The Masoretes
Wisdom makes one wise person more powerful than ten rulers in a city. Ecclesiastes 7:19 NIV
Ten rulers – Most modern translations of the Hebrew Scriptures are based on a text complied by a group of rabbinic scholars called the Masoretes. They worked between the 6th and the 10th Centuries CE in Tiberias and Jerusalem. They are the ones responsible for diacritical pointing of the text, and for cantillation and syllabication. In other words, nearly all modern versions of the Hebrew Scriptures and modern translations can be traced to the Masoretes. What this means is that our Bibles depend on the recording of the text from 600 to 1000 CE, hundreds of years after the original texts were written. Furthermore, the Masoretes had agendas. They didn’t just copy the texts. They standardized them. They made changes based on their own views. For example, they added vowels (pointing), fixed syllables and, sometimes, altered the consonants themselves. What this means is that your Bible today isn’t always what the original documents contained. It is what the Masoretes wanted it to contain.
In the past we’ve mentioned as some of these problems (like the fact that the Dead Sea scrolls have more than 150 psalms and contain additional material in the book of Kings). Today we will look at just one verse in Ecclesiastes that has been modified and draw some conclusions about the reliability of our contemporary Bibles. The verse is Ecclesiastes 7:19. The problem is the phrase “ten magnates (rulers).” This idea (ten rulers governing a city) is a Roman institution. If Ecclesiastes were written after the Babylonian captivity, this method of ruling did not exist [obviously, it doesn’t come from the time of Solomon either]. The wording in the text reflects something that the Masoretes knew but does not match anything existing at the time of the writing. Michael Fox notes: “However, by dividing the words differently and repointing them, we can translate ‘than the wealth of magnates’ (Trans.). Wisdom is more powerful than great wealth.”[1] So we see that the real problem is the way the Masoretes pointed the text and the way they divided the syllables. Historical correction and textual criticism help us uncover these issues, but if you do a quick review of modern translations, you’ll discover that none of these translations pay any attention to this problem. They all just use the MT (Masoretic Text).
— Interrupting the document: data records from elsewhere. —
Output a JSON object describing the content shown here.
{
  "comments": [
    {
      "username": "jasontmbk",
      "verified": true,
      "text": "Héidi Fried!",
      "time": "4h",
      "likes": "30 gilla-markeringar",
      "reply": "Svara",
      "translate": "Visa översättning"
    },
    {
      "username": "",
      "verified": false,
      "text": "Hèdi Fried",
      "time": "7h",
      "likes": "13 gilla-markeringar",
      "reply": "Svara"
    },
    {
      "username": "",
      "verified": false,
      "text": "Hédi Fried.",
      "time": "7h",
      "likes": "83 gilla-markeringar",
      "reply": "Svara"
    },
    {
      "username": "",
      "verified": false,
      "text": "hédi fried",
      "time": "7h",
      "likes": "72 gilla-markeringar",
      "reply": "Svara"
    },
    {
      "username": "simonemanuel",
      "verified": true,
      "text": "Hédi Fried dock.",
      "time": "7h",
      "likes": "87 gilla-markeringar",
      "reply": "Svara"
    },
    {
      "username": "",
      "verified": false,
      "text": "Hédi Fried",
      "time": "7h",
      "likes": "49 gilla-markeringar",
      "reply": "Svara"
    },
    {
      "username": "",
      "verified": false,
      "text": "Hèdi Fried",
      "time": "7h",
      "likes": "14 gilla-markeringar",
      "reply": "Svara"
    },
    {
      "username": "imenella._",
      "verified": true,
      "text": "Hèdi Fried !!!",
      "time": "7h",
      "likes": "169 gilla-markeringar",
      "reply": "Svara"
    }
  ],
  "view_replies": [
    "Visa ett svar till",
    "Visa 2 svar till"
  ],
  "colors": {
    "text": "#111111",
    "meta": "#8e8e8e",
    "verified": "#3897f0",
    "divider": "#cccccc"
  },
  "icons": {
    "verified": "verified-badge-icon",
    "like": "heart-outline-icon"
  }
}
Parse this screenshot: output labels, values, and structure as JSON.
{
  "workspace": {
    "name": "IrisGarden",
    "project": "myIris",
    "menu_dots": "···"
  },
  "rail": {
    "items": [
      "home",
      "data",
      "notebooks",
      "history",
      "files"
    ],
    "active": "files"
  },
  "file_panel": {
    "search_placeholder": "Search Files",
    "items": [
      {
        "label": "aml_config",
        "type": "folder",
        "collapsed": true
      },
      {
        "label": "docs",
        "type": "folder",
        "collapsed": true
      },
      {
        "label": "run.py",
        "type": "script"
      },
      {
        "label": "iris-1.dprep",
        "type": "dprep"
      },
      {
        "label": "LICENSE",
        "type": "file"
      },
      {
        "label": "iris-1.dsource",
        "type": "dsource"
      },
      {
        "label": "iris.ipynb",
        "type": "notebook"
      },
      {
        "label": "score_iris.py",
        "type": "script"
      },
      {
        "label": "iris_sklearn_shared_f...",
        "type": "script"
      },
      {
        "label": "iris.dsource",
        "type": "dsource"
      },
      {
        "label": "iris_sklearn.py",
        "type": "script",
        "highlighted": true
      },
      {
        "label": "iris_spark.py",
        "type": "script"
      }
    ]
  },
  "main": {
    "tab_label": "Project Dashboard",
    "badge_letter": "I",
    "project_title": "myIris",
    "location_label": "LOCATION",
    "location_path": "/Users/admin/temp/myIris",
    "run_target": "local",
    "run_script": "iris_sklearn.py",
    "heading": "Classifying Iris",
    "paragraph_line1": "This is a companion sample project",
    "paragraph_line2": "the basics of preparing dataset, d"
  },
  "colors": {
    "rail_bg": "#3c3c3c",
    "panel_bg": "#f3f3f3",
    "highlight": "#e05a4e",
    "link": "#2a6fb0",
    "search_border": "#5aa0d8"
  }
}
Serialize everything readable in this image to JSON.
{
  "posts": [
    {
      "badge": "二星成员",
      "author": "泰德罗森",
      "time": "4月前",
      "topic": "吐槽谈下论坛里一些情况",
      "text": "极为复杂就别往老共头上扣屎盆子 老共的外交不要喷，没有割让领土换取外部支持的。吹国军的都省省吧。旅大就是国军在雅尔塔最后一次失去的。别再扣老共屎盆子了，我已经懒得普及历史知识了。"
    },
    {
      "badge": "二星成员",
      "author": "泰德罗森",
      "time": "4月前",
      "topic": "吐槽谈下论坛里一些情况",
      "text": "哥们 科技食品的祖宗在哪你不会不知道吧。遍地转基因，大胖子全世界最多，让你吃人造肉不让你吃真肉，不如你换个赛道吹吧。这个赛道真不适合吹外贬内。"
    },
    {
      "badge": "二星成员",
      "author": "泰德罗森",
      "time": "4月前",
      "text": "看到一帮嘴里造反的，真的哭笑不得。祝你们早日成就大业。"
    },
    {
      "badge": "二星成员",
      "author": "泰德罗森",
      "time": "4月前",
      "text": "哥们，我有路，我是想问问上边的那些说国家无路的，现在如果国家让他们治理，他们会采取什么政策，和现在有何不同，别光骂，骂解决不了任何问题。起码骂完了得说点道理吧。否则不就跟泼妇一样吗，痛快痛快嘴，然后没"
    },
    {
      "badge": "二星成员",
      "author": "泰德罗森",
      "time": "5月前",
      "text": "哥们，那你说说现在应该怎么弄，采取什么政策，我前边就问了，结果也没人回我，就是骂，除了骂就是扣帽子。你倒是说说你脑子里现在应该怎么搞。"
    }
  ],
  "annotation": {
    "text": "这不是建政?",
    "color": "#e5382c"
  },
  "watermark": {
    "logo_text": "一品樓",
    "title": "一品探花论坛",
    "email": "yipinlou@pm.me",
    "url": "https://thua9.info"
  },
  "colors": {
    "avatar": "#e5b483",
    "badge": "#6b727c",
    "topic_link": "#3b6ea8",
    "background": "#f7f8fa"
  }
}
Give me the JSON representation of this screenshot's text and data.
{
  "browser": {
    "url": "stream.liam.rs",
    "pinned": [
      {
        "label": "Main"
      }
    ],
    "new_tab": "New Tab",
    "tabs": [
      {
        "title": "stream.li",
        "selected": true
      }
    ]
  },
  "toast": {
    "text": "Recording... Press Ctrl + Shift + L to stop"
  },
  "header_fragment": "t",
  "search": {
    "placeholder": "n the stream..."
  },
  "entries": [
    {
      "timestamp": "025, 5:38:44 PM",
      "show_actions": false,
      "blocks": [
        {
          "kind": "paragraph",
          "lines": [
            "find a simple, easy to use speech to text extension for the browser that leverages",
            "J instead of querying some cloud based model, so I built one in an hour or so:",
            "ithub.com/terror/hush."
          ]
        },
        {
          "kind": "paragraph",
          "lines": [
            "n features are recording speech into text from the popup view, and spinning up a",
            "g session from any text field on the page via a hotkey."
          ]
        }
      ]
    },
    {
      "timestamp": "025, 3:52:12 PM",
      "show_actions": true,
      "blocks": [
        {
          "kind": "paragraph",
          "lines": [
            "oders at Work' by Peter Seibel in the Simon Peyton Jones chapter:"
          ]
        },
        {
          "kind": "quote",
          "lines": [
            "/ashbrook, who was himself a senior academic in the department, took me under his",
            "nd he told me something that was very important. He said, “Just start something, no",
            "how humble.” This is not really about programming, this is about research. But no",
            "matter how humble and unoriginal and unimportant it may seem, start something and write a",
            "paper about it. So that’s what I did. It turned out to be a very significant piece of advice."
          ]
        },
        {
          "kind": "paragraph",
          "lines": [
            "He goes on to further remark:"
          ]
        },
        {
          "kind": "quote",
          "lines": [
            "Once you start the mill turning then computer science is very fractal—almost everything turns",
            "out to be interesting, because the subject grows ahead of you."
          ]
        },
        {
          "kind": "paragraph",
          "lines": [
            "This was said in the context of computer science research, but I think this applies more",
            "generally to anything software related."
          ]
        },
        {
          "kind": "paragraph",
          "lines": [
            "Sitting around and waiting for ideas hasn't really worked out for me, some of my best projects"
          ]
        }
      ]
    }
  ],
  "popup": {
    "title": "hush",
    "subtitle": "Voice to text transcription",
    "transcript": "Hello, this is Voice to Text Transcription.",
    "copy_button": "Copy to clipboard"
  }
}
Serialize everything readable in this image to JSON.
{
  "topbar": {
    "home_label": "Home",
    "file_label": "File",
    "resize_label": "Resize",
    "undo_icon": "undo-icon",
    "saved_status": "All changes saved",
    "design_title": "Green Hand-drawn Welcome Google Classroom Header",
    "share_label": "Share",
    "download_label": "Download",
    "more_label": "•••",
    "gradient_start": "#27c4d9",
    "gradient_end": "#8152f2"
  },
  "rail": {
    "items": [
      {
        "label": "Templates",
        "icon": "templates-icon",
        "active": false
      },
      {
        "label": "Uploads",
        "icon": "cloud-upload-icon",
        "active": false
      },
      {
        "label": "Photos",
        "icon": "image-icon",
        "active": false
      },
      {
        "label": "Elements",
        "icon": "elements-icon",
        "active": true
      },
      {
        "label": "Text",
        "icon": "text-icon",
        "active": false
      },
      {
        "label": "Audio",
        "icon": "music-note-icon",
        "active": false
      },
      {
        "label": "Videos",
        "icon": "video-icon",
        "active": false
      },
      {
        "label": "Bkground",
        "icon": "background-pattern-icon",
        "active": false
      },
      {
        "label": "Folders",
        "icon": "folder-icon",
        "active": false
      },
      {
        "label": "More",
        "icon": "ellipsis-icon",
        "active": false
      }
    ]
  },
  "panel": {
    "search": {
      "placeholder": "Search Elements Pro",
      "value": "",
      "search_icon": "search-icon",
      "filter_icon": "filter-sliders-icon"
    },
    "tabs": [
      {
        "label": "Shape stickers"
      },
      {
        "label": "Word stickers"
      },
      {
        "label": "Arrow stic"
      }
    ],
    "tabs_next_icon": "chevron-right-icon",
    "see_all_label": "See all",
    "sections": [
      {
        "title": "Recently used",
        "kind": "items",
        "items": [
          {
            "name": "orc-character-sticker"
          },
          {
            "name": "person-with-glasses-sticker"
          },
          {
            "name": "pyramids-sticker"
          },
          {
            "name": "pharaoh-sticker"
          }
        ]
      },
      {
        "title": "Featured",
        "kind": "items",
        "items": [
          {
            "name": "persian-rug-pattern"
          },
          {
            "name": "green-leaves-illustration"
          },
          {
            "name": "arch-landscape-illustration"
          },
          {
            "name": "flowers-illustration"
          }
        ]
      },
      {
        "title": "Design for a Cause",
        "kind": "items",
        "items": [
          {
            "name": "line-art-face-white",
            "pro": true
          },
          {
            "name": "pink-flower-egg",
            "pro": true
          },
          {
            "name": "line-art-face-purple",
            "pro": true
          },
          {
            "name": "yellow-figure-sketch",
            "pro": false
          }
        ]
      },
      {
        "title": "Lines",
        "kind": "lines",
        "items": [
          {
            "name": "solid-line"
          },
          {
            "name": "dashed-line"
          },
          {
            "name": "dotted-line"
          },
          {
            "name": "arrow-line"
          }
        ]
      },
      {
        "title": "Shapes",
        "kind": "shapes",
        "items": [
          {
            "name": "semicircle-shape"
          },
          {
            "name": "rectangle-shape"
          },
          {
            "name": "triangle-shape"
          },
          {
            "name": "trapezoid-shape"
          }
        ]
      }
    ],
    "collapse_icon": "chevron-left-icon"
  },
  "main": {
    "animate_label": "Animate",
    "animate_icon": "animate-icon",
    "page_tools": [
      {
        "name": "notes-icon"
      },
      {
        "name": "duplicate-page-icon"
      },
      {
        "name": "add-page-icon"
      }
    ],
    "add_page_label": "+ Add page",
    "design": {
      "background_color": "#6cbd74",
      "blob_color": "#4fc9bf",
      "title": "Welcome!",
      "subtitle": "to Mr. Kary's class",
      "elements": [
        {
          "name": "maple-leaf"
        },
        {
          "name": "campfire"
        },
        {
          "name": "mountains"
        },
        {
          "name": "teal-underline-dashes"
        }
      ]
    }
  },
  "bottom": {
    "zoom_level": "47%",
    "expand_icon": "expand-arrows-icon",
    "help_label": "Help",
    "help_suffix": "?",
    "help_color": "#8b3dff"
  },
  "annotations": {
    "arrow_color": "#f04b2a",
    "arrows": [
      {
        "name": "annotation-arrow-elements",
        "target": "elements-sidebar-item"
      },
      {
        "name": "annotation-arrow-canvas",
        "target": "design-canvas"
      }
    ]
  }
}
There is, unfortunately, another issue. There were two major groups of Masoretes and they each preserved their own versions of the Tanakh. When we compare these two versions, we find approximately 875 differences between the two. It’s not just a matter of the MT. It’s also a matter of which version of the MT is considered as the authority. All of this makes definitive claims about particular Bible verses much more difficult. The usual evangelical response is that none of these differences affect any major doctrine. But is that a sufficient answer? Are we only concerned with the big ideas? It seems to me that we must acknowledge the history of transmission before we can make claims about biblical authority and certainty. And that’s uncomfortable, especially for people who want to know THE TRUTH.
All of this does not mean the Bible isn’t trustworthy. What it means is that the Bible is not the only source of our faith. Experience of God’s handiwork in your life and mine, in the lives of others, past and present, also matters—a great deal. It’s not just the words that make trust a reality. If it were only the words, then a lot of biblical heroes would be in real trouble. They didn’t even have the words we have. No, we must temper our experiences with God by the historical facts of the way His words were handed down to us, and while we may not have the Greek idea of Truth (with a capital T) available, that does not mean we have lost all our hope and heritage. Trusting God is not limited to the accuracy of the Bible. We don’t worship a book.
Topical Index: rulers, wealth, Masoretes, Ecclesiastes 7:19
[1] Michael V. Fox, The JPS Bible Commentary: Ecclesiastes (JPS, 2004), p. 50.